63 - DÍAS. LA SANTA BIBLIA
TEXTO Y AUDIO


El Antiguo Testamento
NÚMEROS C. 7




Capítulo 7
Las ofrendas de los jefes para la dedicación del Santuario
1 Cuando Moisés terminó de erigir la Morada, la ungió y la consagró, junto con todo su mobiliario, y lo mismo hizo con el altar y sus utensilios. Y una vez que la ungió y la consagró,
2 los jefes de Israel –los jefes de las familias patriarcales, los capitanes de las tribus, los encargados de supervisar el censo– se acercaron
3 a presentar sus ofrendas delante del Señor, a saber, seis carros de carga y doce bueyes, un carro cada dos jefes y un buey por cada uno. Al presentarlos ante la Morada,
4 el Señor dijo a Moisés:
5 «Acéptales estas cosas para que sean usadas en el culto de la Carpa del Encuentro, y dáselas a los levitas de acuerdo con el servicio que presta cada uno».
6 Entonces Moisés recibió los carros y los bueyes y se los dio a los levitas:
7 a los gersonitas les dio dos carros y cuatro bueyes, como exigían los servicios que ellos prestaban;
8 y a los meraritas, cuatro carros y ocho bueyes, como exigían los servicios que ellos prestaban a las órdenes de Itamar, hijo del sacerdote Aarón.
9 A los quehatitas, en cambio, no les dio nada, porque ellos se ocupaban de los objetos más santos y tenían que llevar su carga al hombro.
10 Los jefes presentaron la ofrenda de la dedicación del altar cuando este fue ungido. Y mientras iban presentado sus ofrendas ante el altar,
11 el Señor dijo a Moisés: Que cada día un jefe ofrezca por turno su ofrenda por la dedicación del altar».

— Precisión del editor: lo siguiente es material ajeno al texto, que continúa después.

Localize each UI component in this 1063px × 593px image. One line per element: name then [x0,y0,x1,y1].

La ofrenda de la tribu de Judá
12 El que presentó su ofrenda el primer día fue Najsón, hijo de Aminadab, de la tribu de Judá.
13 Su ofrenda consistió en una fuente de planta, que pesa ciento treinta siclos, y en un tazón de plata, de setenta siclos –en siclos del Santuario– ambos recipientes llenos de harina de la mejor calidad, amasada con aceite, para una oblación;
14 una naveta de oro,, de diez siclos, llena de incienso;
15 un novillo, un carnero y un cordero de un año para un holocausto;
16 un chivo para un sacrificio por el pecado;
17 y dos bueyes, cinco carneros, cinco chivos y cinco corderos de un año para un sacrificio de comunión. Esta fue la ofrenda de Najsón, hijo de Aminadab.

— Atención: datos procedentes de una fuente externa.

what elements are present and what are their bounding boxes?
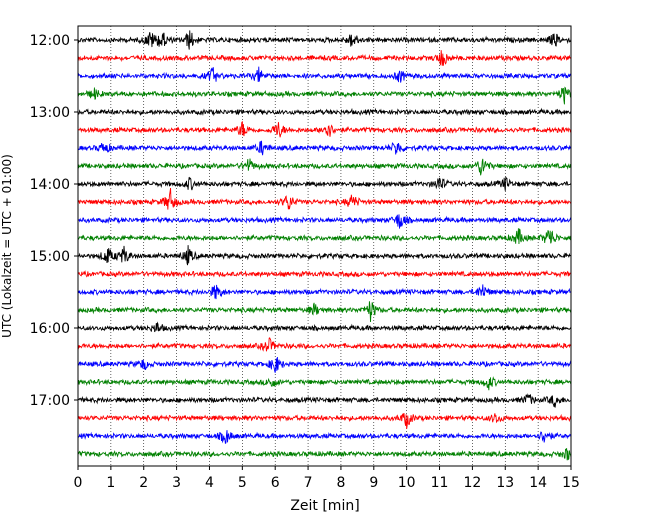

La ofrenda de la tribu de Isacar
18 El segundo día presentó su ofrenda Natanael, hijo de Suar, jefe de la tribu de Isacar.
19 El presentó como ofrenda una fuente de planta, que pesaba ciento treinta siclos, y un tazón de plata, de setenta siclos –en siclos del Santuario– ambos recipientes llenos de harina de la mejor calidad, amasada con aceite, para una oblación;
20 una naveta de oro de diez siclos, llena de incienso;
21 un novillo, un carnero y un cordero de un año para un holocausto;
22 un chivo para un sacrifico por el pecado;
23 y dos bueyes, cinco carneros, cinco chivos y cinco corderos de un año para un sacrificio de comunión. Esta fue la ofrenda de Natanael, hijo de Suar.

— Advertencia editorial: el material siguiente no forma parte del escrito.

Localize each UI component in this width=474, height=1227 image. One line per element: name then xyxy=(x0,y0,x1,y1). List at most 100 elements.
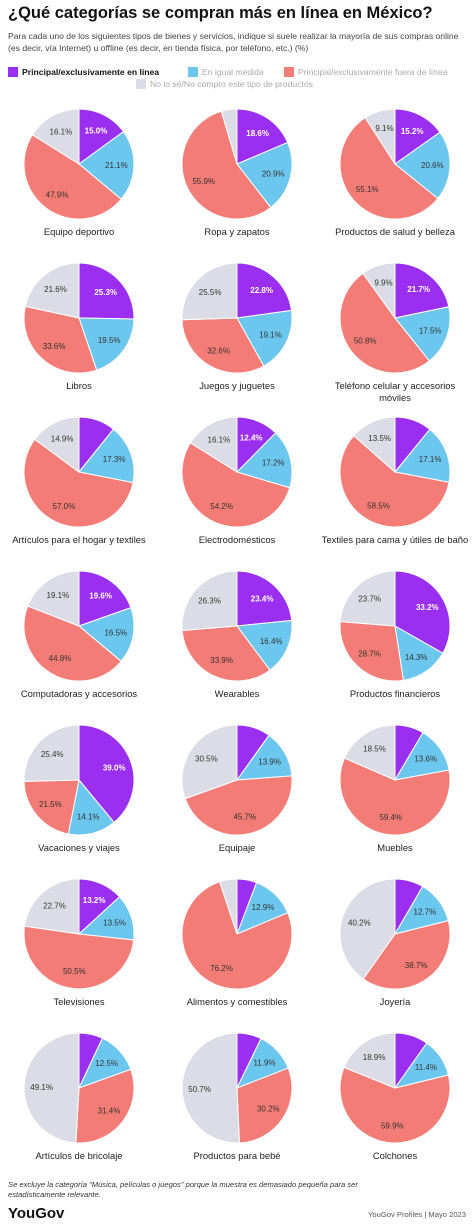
pie-slice-label-offline: 50.5% xyxy=(63,967,86,976)
pie-category-label: Textiles para cama y útiles de baño xyxy=(321,534,469,545)
pie-slice-equal xyxy=(78,428,135,484)
chart-title: ¿Qué categorías se compran más en línea … xyxy=(8,4,433,22)
pie-slice-online xyxy=(236,262,293,319)
pie-slice-label-offline: 33.9% xyxy=(210,656,233,665)
pie-slice-label-equal: 17.1% xyxy=(419,455,442,464)
legend-item-unknown: No lo sé/No compro este tipo de producto… xyxy=(136,79,313,89)
pie-slice-label-offline: 44.8% xyxy=(49,654,72,663)
pie-slice-label-offline: 76.2% xyxy=(210,964,233,973)
pie-slice-offline xyxy=(339,1066,451,1144)
pie-slice-label-equal: 20.9% xyxy=(262,169,285,178)
pie-slice-offline xyxy=(181,625,271,682)
legend-label-online: Principal/exclusivamente en línea xyxy=(22,67,160,77)
pie-slice-label-unknown: 49.1% xyxy=(30,1083,53,1092)
legend: Principal/exclusivamente en línea En igu… xyxy=(0,67,474,91)
pie-chart: 33.2% 14.3% 28.7% 23.7% xyxy=(339,570,451,682)
pie-chart: 12.7% 38.7% 40.2% xyxy=(339,878,451,990)
pie-slice-label-equal: 13.6% xyxy=(414,755,437,764)
pie-slice-label-unknown: 13.5% xyxy=(368,434,391,443)
pie-slice-label-unknown: 16.1% xyxy=(50,127,73,136)
pie-chart: 21.7% 17.5% 50.8% 9.9% xyxy=(339,262,451,374)
pie-slice-label-unknown: 18.5% xyxy=(363,745,386,754)
pie-panel-textiles-para-cama-y-utiles-de-bano: 17.1% 58.5% 13.5% Textiles para cama y útil… xyxy=(316,416,474,573)
pie-category-label: Productos de salud y belleza xyxy=(335,226,455,237)
pie-chart: 25.3% 19.5% 33.6% 21.6% xyxy=(23,262,135,374)
pie-slice-offline xyxy=(339,434,450,528)
pie-slice-label-offline: 33.6% xyxy=(43,342,66,351)
pie-category-label: Productos para bebé xyxy=(193,1150,281,1161)
pie-slice-equal xyxy=(236,141,293,209)
pie-panel-ropa-y-zapatos: 18.6% 20.9% 55.9% Ropa y zapatos xyxy=(158,108,316,265)
legend-label-offline: Principal/exclusivamente fuera de línea xyxy=(298,67,448,77)
pie-category-label: Juegos y juguetes xyxy=(199,380,275,391)
pie-slice-offline xyxy=(181,881,293,990)
pie-slice-label-offline: 50.8% xyxy=(354,337,377,346)
pie-category-label: Computadoras y accesorios xyxy=(20,688,138,699)
pie-slice-label-equal: 17.2% xyxy=(262,459,285,468)
pie-category-label: Libros xyxy=(66,380,92,391)
pie-chart: 12.9% 76.2% xyxy=(181,878,293,990)
pie-slice-label-offline: 45.7% xyxy=(233,813,256,822)
pie-slice-unknown xyxy=(343,1032,396,1089)
pie-panel-electrodomesticos: 12.4% 17.2% 54.2% 16.1% Electrodomésticos xyxy=(158,416,316,573)
pie-slice-label-online: 33.2% xyxy=(416,603,439,612)
pie-slice-label-equal: 13.5% xyxy=(103,918,126,927)
pie-category-label: Artículos de bricolaje xyxy=(35,1150,123,1161)
pie-slice-offline xyxy=(184,775,293,836)
pie-slice-unknown xyxy=(34,416,80,473)
pie-chart: 13.9% 45.7% 30.5% xyxy=(181,724,293,836)
brand-logo: YouGov xyxy=(8,1205,65,1222)
pie-slice-equal xyxy=(394,625,444,681)
pie-chart: 39.0% 14.1% 21.5% 25.4% xyxy=(23,724,135,836)
pie-category-label: Joyería xyxy=(379,996,411,1007)
pie-slice-label-equal: 17.5% xyxy=(419,327,442,336)
pie-slice-offline xyxy=(181,110,272,220)
pie-slice-label-equal: 16.5% xyxy=(104,629,127,638)
legend-swatch-offline xyxy=(284,67,294,77)
pie-slice-label-unknown: 25.5% xyxy=(199,288,222,297)
pie-slice-label-offline: 58.5% xyxy=(367,502,390,511)
pie-slice-offline xyxy=(23,134,122,220)
pie-panel-productos-financieros: 33.2% 14.3% 28.7% 23.7% Productos financiero… xyxy=(316,570,474,727)
pie-slice-online xyxy=(394,108,441,165)
pie-slice-equal xyxy=(394,131,451,200)
pie-slice-label-offline: 55.1% xyxy=(356,185,379,194)
pie-slice-label-equal: 20.6% xyxy=(421,161,444,170)
pie-category-label: Colchones xyxy=(372,1150,418,1161)
pie-slice-offline xyxy=(23,605,122,682)
legend-swatch-equal xyxy=(188,67,198,77)
pie-slice-label-offline: 38.7% xyxy=(405,961,428,970)
pie-slice-equal xyxy=(78,130,135,200)
pie-slice-unknown xyxy=(343,724,396,781)
pie-slice-label-unknown: 26.3% xyxy=(198,597,221,606)
pie-slice-label-online: 23.4% xyxy=(251,594,274,603)
pie-chart: 22.8% 19.1% 32.6% 25.5% xyxy=(181,262,293,374)
pie-slice-label-online: 21.7% xyxy=(407,285,430,294)
pie-slice-unknown xyxy=(353,416,396,474)
pie-slice-unknown xyxy=(24,262,80,319)
pie-chart: 13.6% 59.4% 18.5% xyxy=(339,724,451,836)
pie-slice-unknown xyxy=(181,1032,240,1144)
pie-category-label: Equipo deportivo xyxy=(43,226,115,237)
pie-slice-label-unknown: 19.1% xyxy=(47,591,70,600)
pie-slice-label-equal: 17.3% xyxy=(103,455,126,464)
pie-category-label: Equipaje xyxy=(218,842,256,853)
pie-slice-label-offline: 32.6% xyxy=(207,347,230,356)
footnote: Se excluye la categoría "Música, películ… xyxy=(8,1180,358,1199)
pie-chart: 11.9% 30.2% 50.7% xyxy=(181,1032,293,1144)
pie-category-label: Productos financieros xyxy=(349,688,441,699)
pie-category-label: Ropa y zapatos xyxy=(204,226,270,237)
legend-swatch-online xyxy=(8,67,18,77)
pie-slice-label-unknown: 23.7% xyxy=(358,595,381,604)
pie-slice-label-equal: 12.9% xyxy=(252,903,275,912)
legend-item-equal: En igual medida xyxy=(188,67,264,77)
pie-slice-label-online: 22.8% xyxy=(250,286,273,295)
pie-slice-online xyxy=(394,570,451,654)
pie-slice-label-online: 15.0% xyxy=(85,127,108,136)
pie-panel-articulos-de-bricolaje: 12.5% 31.4% 49.1% Artículos de bricolaje xyxy=(0,1032,158,1189)
pie-slice-label-offline: 47.9% xyxy=(46,190,69,199)
pie-slice-label-unknown: 16.1% xyxy=(208,435,231,444)
pie-slice-label-unknown: 9.9% xyxy=(374,278,392,287)
pie-slice-label-unknown: 30.5% xyxy=(195,755,218,764)
pie-slice-equal xyxy=(394,428,451,483)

La ofrenda de la tribu de Zabulón
24 el tercer día presentó su ofrenda Eliab, hijo de Jelón, jefe de la tribu de Zabulón.
25 El presentó como ofrenda una fuente de plata, que pesaba ciento treinta siclos, y un tazón de plata, de setenta siclos –en siclos del Santuario– ambos recipientes llenos de harina de la mejor calidad, amasada con aceite, para una oblación;
26 una naveta de oro, de diez siclos, llena de incienso;
27 un novillo, un carnero y un cordero de un año para un holocausto;
28 un chivo para un sacrificio por el pecado;
29 y dos bueyes, cinco carneros, cinco chivos y cinco corderos de un año para un sacrificio de comunión. Esta fue la ofrenda de Eliab, hijo de Jelón.

La ofrenda de la tribu de Rubén
30 El cuarto día presentó su ofrenda Elisur, hijo de Sedeur, jefe de la tribu de Rubén.
31 El presentó como ofrenda una fuente de plata, que pesaba ciento treinta siclos, y un tazón de plata, de setenta siclos –en siclos del Santuario– ambos recipientes llenos de harina de la mejor calidad, amasada con aceite, para oblación;
32 una naveta de oro, de diez siclos, llena de incienso,
33 un novillo, un carnero y un cordero de un año para un holocausto;
34 un chivo para un sacrificio por el pecado;
35 y dos bueyes, cinco, cinco carneros, cinco chivos y cinco corderos de un año para un sacrificio de comunión. Esta fue la ofrenda de Elisur, hijo de Sedeur.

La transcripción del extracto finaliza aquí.